Essa norma aplica-se à rede elétrica, cabos telefônicos, TV a cabo, cabos de internet e assemelhados. O Poder Executivo regulamentará a nova forma de iluminação pública, em substituição ao modelo atual. O projeto recebeu parecer favorável da Comissão de Justiça, que apresentou emenda apenas para adequá-lo formalmente à técnica legislativa. A vereadora Iara reforçou que Sorocaba precisa avançar nessa área a exemplo de outros municípios, citando problemas como furto e queda de fios que colocam a população em risco, além de representar queda na energia.

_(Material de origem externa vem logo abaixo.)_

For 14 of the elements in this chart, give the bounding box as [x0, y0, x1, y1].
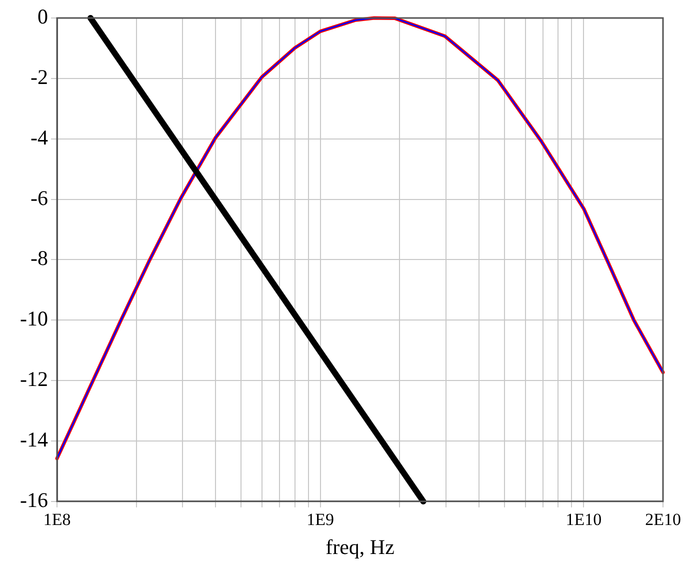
x-tick-label: 1E8 — [43, 510, 71, 530]
y-tick-label: -10 — [20, 306, 48, 331]
y-tick-label: -8 — [30, 246, 48, 270]
x-tick-label: 1E10 — [566, 510, 602, 530]
y-tick-label: 0 — [38, 4, 48, 29]
x-axis-title: freq, Hz — [326, 534, 394, 559]
y-tick-label: -14 — [20, 427, 48, 452]
x-tick-label: 1E9 — [306, 510, 334, 530]
x-tick-label: 2E10 — [645, 510, 681, 530]
y-tick-label: -16 — [20, 488, 48, 512]
y-tick-label: -6 — [30, 186, 48, 210]
y-tick-label: -2 — [30, 64, 48, 89]
y-tick-label: -12 — [20, 367, 48, 392]
y-tick-label: -4 — [30, 125, 48, 150]
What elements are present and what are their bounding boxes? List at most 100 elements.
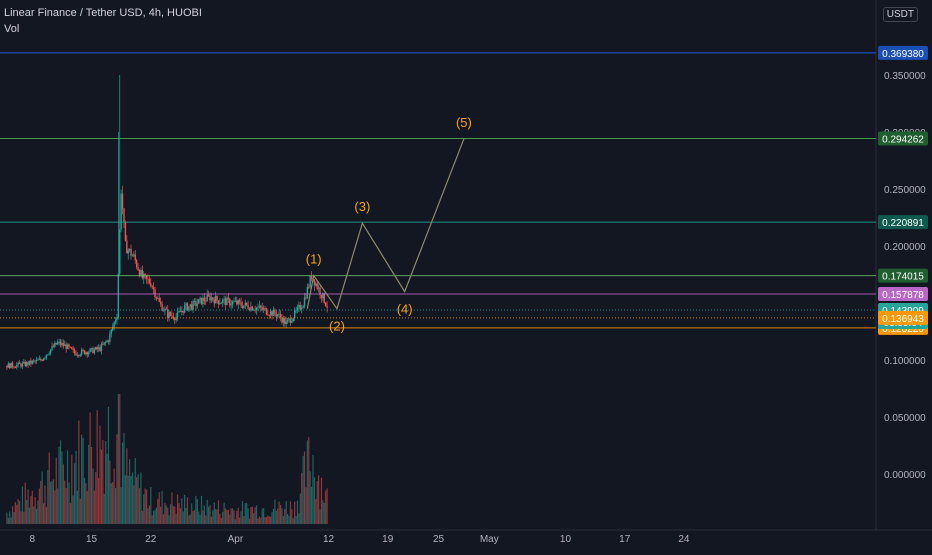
volume-bar (285, 501, 287, 524)
candle-body (209, 295, 211, 301)
candle-body (298, 305, 300, 308)
volume-bar (69, 503, 71, 524)
candle-body (24, 361, 26, 366)
volume-bar (263, 508, 265, 524)
candle-body (133, 254, 135, 256)
volume-bar (148, 505, 150, 524)
candle-body (83, 350, 86, 355)
volume-bar (153, 510, 155, 524)
candle-body (309, 276, 311, 288)
volume-bar (325, 490, 327, 524)
candle-body (106, 340, 108, 342)
candle-body (42, 358, 45, 361)
volume-bar (6, 512, 8, 524)
wave-label: (2) (329, 319, 345, 334)
candle-body (140, 269, 142, 276)
candle-body (310, 276, 313, 280)
volume-bar (192, 511, 194, 524)
volume-bar (124, 475, 126, 524)
candle-body (151, 286, 153, 288)
candle-body (120, 193, 122, 230)
candle-body (313, 279, 316, 286)
candle-body (265, 308, 268, 315)
volume-bar (93, 490, 95, 524)
candle-body (85, 352, 87, 355)
volume-bar (89, 412, 91, 524)
y-tick-label: 0.050000 (884, 413, 926, 424)
currency-button[interactable]: USDT (882, 7, 918, 22)
candle-body (113, 322, 115, 327)
volume-bar (178, 503, 180, 524)
volume-bar (130, 476, 132, 524)
level-badge-label: 0.128220 (882, 324, 924, 335)
volume-bar (315, 498, 317, 524)
volume-bar (99, 425, 101, 524)
candle-body (230, 304, 232, 306)
volume-bar (205, 515, 207, 524)
volume-bar (82, 437, 84, 524)
candle-body (171, 315, 173, 317)
volume-bar (169, 504, 172, 524)
candle-body (190, 304, 193, 310)
volume-bar (165, 505, 167, 524)
volume-bar (134, 458, 136, 524)
level-badge-label: 0.294262 (882, 135, 924, 146)
y-tick-label: 0.200000 (884, 242, 926, 253)
candle-body (13, 366, 15, 368)
candle-body (193, 301, 196, 302)
volume-bar (199, 515, 201, 524)
candle-body (286, 319, 289, 322)
volume-bar (33, 506, 35, 524)
volume-bar (226, 510, 228, 524)
volume-bar (102, 440, 104, 524)
volume-bar (48, 452, 50, 524)
candle-body (40, 358, 42, 361)
volume-bar (284, 509, 286, 524)
candle-body (295, 310, 297, 312)
candle-body (61, 342, 63, 345)
volume-bar (239, 517, 241, 524)
volume-bar (203, 505, 205, 524)
x-tick-label: 25 (433, 534, 445, 545)
volume-bar (160, 506, 162, 524)
candle-body (274, 309, 276, 314)
candle-body (224, 298, 227, 306)
x-tick-label: 10 (560, 534, 572, 545)
volume-bar (100, 449, 103, 524)
level-badge (878, 215, 928, 230)
price-badge-label: 0.136943 (882, 314, 924, 325)
wave-label: (5) (456, 115, 472, 130)
candle-body (48, 353, 50, 355)
candle-body (172, 316, 175, 319)
volume-bar (11, 506, 14, 524)
candle-body (181, 310, 183, 313)
candle-body (282, 318, 285, 323)
volume-bar (294, 501, 296, 524)
volume-bar (303, 451, 306, 524)
volume-bar (231, 508, 234, 524)
candle-body (93, 349, 96, 354)
candle-body (7, 363, 10, 368)
candle-body (69, 346, 72, 348)
candle-body (130, 248, 132, 256)
volume-bar (260, 517, 262, 524)
candle-body (324, 302, 327, 306)
volume-bar (86, 491, 88, 524)
volume-bar (162, 514, 165, 524)
volume-bar (291, 509, 293, 524)
volume-bar (136, 477, 138, 524)
candle-body (207, 294, 210, 296)
volume-bar (55, 457, 57, 524)
candle-body (141, 269, 144, 279)
candle-body (86, 352, 89, 355)
candle-body (68, 344, 70, 347)
candle-body (292, 318, 294, 322)
candle-body (80, 349, 83, 355)
volume-bar (319, 509, 321, 524)
candle-body (58, 341, 60, 343)
candle-body (241, 305, 244, 308)
wave-label: (1) (306, 252, 322, 267)
volume-bar (19, 500, 21, 524)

Moção de repúdio – A Moção nº 14/2017, de autoria do vereador Luis Santos (Pros), em discussão única, que manifesta repúdio à exposição “Queermuseu: Cartografias da Diferença na Arte Brasileira”, promovida pelo Banco Santander, por promover “zombarias à fé cristã”, começou a ser discutida mas não chegou a ser votada devido ao fim do tempo regimental. No entender de Luis Santos, a mostra de arte do Santander Cultural contém material com “pedofilia e zoofilia direcionado a público escolar”, promove “ataque ao cristianismo”, colocando “imagens de Jesus ao lado de pedofilia” e trata de “homossexualismo entre crianças”.

“Essas pseudoexposições, que não passam de aberrações e que de arte não tem nada, são realizadas através de nossos impostos pela Lei Rouanet”, afirmou o autor da moção que será enviada o Banco Santander, promotor do evento. Outros parlamentares como o presidente Rodrigo Manga (DEM) e Irineu Toledo (PRB) criticaram veementemente a exposição e parabenizaram o autor pela proposta repúdio.

E no espaço regimental da Tribuna Popular, o ex-vereador e líder comunitário Emílio Souza de Oliveira, o Ruby, mais uma vez falou sobre as prioridades da Zona Norte. Entre as demandas, o orador denunciou o despejo de esgoto no Rio Itanguá e criticou a desativação da Oficina do Saber do Jardim Marcelo Augusto, reforçando que a iluminação no local é precária, além de cobrar a instalação de câmaras de monitoramento nos próprios públicos da região da Vila Helena.